Copyright (c) Marc Dacey/Dark Star Media unless otherwise indicated. Above photo (c) Marc Dacey. Powered by Blogger.

2017-07-03

Flat, but out

A pleasure cruise in Hamilton Harbour was vetoed by the skipper due to inclement weather conditions.
As it was both a holiday weekend and a rare three days off in a row for the hard-labouring Mrs. Alchemy, we took the boat to Hamilton to visit friends. Hamilton's about 30 NM WSW from Toronto, which means "head to wind" most of the time. So about a five-hour motor.

The day was near dead calm, with occasional fog and mist, anyway, and I had a reason to want to motor. Alchemy has two keel tanks of about 50 gallons (200 litres) capacity. Both were filled to their respective brims in 2009 before I went into a cradle for a few years to replace the engine, the entire drive train and other needful things. The diesel at that point was primarily intended to keep the tanks of black iron from corroding. I got it from a marina that I knew didn't sell diesel with ethanol in it. I had yet to spec out the new engine, but I had already heard of the ethanol additive effect on deleterious gaskets and seals and its tendency to absorb moisture from the air.

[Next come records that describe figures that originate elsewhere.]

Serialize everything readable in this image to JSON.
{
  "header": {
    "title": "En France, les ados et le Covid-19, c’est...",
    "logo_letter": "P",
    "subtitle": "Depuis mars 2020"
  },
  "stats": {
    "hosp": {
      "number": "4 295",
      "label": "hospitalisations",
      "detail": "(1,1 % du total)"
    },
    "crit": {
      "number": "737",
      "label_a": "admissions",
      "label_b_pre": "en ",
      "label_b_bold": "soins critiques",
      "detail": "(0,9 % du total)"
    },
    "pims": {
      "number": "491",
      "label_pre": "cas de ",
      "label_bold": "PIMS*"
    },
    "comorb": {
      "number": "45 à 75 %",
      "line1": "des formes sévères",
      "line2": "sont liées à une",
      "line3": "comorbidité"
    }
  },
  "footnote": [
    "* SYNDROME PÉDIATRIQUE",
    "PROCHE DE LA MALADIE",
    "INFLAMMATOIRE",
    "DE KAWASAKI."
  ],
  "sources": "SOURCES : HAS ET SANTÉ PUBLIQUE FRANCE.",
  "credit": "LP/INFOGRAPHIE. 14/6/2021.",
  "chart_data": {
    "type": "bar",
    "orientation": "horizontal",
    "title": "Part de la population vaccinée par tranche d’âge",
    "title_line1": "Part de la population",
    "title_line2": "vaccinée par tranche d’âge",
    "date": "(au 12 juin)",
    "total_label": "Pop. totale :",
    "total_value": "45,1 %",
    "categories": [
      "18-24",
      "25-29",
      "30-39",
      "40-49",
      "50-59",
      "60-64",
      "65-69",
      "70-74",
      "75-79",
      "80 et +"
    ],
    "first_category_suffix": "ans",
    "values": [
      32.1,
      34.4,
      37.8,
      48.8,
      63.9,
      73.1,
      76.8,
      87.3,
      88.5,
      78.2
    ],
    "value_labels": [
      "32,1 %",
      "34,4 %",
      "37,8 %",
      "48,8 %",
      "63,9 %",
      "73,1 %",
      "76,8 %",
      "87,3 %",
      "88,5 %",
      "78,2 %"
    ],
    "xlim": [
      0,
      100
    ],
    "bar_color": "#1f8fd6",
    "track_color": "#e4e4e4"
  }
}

The interesting part came after I had installed the fuel filter system and had stopped (basically) using a siphon from a jerry can, which even in my mind was asking for it. The diesel from the aft tank looked good. It seemed to work. After cleaning the pickup tube (a tiny bit of gunk was found), all seemed to be well. The diesel purred. The boat moved. All was well. I regularly mixed in new diesel and kept that aft tank full.

But I didn't address the forward tank. That was filled with nearly nine-year-old, pure diesel. I topped up that vintage fuel with fresh diesel (if ultra low sulphur, which is another issue). Then I ran the fuel  from that tank for an hour at dock (at about 1,300 RPM; I'm not a monster) Again, no issues.

So it was with some trepidation that we departed circa 0800h yesterday. While I knew I had a "good tank", I was keen, frankly, to burn off as much old fuel as I could. As it turned out, the Burlington Bridge, a lift bridge that allows the only access to Hamilton's large harbour (and which we've seen before on our now-sold first boat), only opens on demand and every 30 minutes. My new plotter told me if I could steer tightly, we would get to the piers in front of the lift bridge at 1228h. Yikes. Apply throttle!

So, flat out through flat water it was. I like my hydraulic steering just fine, but under motor and plenty of it, the rudder tends to drift slightly and corrections applied are not subtle. While I don't think this is a problem, particularly, I will be inspecting the fluid levels and the state of the seal. And the purchase of an autopilot, because steering by hand in calm conditions is actually a bit of a drag.

The photo at the top indicates why I didn't take our hosts out for a boat ride. It poured and blowed a fair bit, but the evening and our dinner and convo were great. The next morning, we left the literally brand new and mightily impressive docks of the Royal Hamilton Yacht Club with a lesson learned: the prop walk I use to slip Alchemy's stern to port side with a quickness isn't such a benefit when leaving from a starboard docking. I had to do some awkward spinning between rows of boats to get out. The solution(s) were: to have gone in stern first and docked to port; to have walked the boat back nearly to the bow of the boat in the next row, and then steered to port in forward; or to have done the previous move warping off against a line. Ultimately, no harm, no fouls, no buffer required, but I dislike giving a show before my coffee's settled, and the need to make a bridge opening (it's about a 30 minute motor from the YC to the bridge) by a specific minute (we did) makes for unseemly concern.
Mrs. Alchemy mulling over autopilot brands.

Sea state: Stateless
As can be seen, it was another windless day (although it improved at the last stretch and we motorsailed with a more or less effective jib adding a couple of knots).
How to Avoid Huge Ships: Lake Ontario Edition.
Both legs of this otherwise minor journey, I took an interest in the doings of the little AIS targets on my VHF. The CPA calculation is the one I find most useful in AIS monitoring. When we sailed yesterday in moderate fog, we of course noted that plenty of boats did not have AIS and therefore required careful watchstanding (we have as yet not installed a radar). But there were quite a few that had it going, and even the scant data delivered by our AIS-equipped radio gave us a heightened awareness. Not to mention notifying us when the large lake freighter had started to move off its pier at 90 degrees to our course. Handy, that. 
Water scene with duck.
We were just missed by another line of thunderstorms and made it home tired but happy. The Canada Day Weekend involved an enormous rubber duck (see photo). Patriotism continues to baffle me.
My god...the harbour...it's full of duck!